Still so many things to consider. I’m starting a new life in a new, healthy body and it bears pondering.
What do you think about food while on GLP-1s? Do you even think about food much? Some people talk about missing it. Why would that be? Do you miss eating buckets of chicken and boxes of fries? Eating whole pans of brownies? Stuffing yourself full as if every day was Thanksgiving? You didn’t do those things? That was just me?
Talk to me in the comments. Do you think about things like this, too?
If you are interested on going with us on a GLP-1 Downsized Cruise in 2026, sign up now! I am not affiliated with “The Downsized,” or the cruise, just an avid viewer and believer in GLP-1s and the camaraderie between like-minded folks.
This was great, Barb! I don’t have the appetite suppression that many people have, so I do get very hungry and have the desire to eat. However, it doesn’t really seem to matter WHAT I eat anymore. It’s just mostly nutrition to me.
I, too, would always start my WDW planning with what restaurants we would eat at each day. It was the main attraction. Now, vacations rarely include food in the plan. More often than not, we stop in a grocery store to pick up a rotisserie chicken and some microwaveable vegetables to cook in our room. It’s cheaper, better for us, and WAY less time consuming than a sit down meal in a restaurant.
Don’t get me wrong, I can still enjoy an “omakase” 12-course meal (tiny plates) or a gourmet dessert, but it’s not the focus anymore.
No thank you to a bucket of chicken or a whole family size bag of Oreos. I’ll just have my yogurt with blueberries, thank you. 😉
It’s just all so surreal.

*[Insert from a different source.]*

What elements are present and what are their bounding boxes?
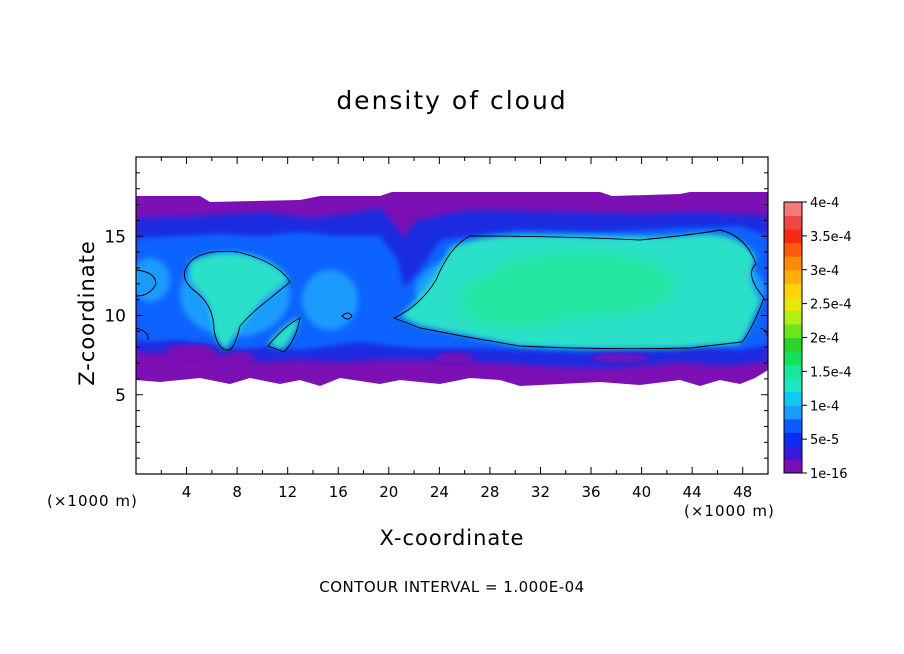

I was thinking about you and I out before dawn walking & swimming and how hearing those words come out of my fingers, I just laughed thinking, “Who is this person?!” Will I ever get used to it? I just don’t know.

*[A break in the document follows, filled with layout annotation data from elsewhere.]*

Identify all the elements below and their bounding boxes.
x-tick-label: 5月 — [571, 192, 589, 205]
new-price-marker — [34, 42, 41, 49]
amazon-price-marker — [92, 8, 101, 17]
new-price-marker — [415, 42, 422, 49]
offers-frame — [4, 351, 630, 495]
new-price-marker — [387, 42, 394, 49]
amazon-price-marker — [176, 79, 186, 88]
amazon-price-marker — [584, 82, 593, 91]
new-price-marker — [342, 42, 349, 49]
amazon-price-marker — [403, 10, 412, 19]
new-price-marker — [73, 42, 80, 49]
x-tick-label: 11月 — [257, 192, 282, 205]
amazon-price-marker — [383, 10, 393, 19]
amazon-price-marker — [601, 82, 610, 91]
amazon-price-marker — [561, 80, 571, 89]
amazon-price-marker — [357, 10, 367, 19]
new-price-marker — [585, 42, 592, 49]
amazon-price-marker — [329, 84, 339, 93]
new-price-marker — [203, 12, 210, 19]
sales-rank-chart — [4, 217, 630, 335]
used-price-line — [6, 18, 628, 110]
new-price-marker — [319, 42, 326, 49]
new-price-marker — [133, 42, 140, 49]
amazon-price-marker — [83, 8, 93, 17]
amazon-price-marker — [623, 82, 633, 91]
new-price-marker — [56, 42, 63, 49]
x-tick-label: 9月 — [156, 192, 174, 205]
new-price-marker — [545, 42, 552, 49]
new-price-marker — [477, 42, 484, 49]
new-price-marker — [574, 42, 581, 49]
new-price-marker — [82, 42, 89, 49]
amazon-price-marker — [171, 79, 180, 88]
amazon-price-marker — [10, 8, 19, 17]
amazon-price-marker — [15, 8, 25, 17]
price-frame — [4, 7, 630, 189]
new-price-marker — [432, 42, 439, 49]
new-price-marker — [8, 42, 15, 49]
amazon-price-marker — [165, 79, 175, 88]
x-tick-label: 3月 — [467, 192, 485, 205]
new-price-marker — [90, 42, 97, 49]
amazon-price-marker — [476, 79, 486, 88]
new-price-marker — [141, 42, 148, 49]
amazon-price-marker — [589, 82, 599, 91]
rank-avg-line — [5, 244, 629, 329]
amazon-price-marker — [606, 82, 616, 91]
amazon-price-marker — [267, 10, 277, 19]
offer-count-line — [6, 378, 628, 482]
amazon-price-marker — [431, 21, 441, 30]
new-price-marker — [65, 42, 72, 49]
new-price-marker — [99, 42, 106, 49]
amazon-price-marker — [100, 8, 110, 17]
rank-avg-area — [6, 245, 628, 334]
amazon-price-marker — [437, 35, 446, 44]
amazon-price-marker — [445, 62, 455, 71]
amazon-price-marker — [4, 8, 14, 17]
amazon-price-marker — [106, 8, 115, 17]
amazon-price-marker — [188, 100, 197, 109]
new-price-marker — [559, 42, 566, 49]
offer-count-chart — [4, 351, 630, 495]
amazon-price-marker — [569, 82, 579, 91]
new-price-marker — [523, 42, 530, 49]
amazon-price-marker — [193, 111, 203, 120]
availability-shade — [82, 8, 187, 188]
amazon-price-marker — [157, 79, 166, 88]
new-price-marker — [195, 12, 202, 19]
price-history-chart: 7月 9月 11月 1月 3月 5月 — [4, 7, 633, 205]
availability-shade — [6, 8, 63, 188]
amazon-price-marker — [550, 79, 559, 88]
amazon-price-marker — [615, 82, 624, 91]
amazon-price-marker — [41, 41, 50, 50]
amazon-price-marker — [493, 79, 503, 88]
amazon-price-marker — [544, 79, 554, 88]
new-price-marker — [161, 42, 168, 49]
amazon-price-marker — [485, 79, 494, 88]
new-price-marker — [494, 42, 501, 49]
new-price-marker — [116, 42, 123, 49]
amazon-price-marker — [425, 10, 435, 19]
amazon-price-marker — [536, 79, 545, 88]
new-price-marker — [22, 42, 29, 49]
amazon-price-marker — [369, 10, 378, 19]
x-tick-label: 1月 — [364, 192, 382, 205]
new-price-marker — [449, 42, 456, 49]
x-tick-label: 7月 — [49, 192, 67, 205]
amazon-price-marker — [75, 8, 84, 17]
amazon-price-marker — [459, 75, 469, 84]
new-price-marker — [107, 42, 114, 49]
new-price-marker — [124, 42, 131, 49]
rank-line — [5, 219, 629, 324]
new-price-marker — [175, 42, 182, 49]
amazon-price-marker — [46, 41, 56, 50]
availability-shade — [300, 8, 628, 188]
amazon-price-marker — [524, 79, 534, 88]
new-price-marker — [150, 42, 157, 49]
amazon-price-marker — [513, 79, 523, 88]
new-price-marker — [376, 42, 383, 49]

Thanks for always being here, dear friend. And I wish you lived closer, too. Much love!!
It’s amazing to hear your stories and the fun you’re having on thia journey ‘no matter what.’ Are you able to go to the Meet Up on Sunday. I dodn’t know if your daughter is still in town. If you need a ride for Sunday we can take you.
I need a ride, Aida!!! Please! Email me: HealthAtAnyCost@Gmail.com and we can chat there. I am VERY excited to meet you!
Thank you for enjoying the post. That means lots! And it is a crazy ride we’re on, isn’t it!
See you SUNDAY!
Hi Barb,
Thanks for sharing. Disney is so much fun. I’m happy you’re able to experience all the fun in a different way. You and Dennis look great.
Thank you, Tywanna! And Disney IS so much fun!!! Hope to see you soon!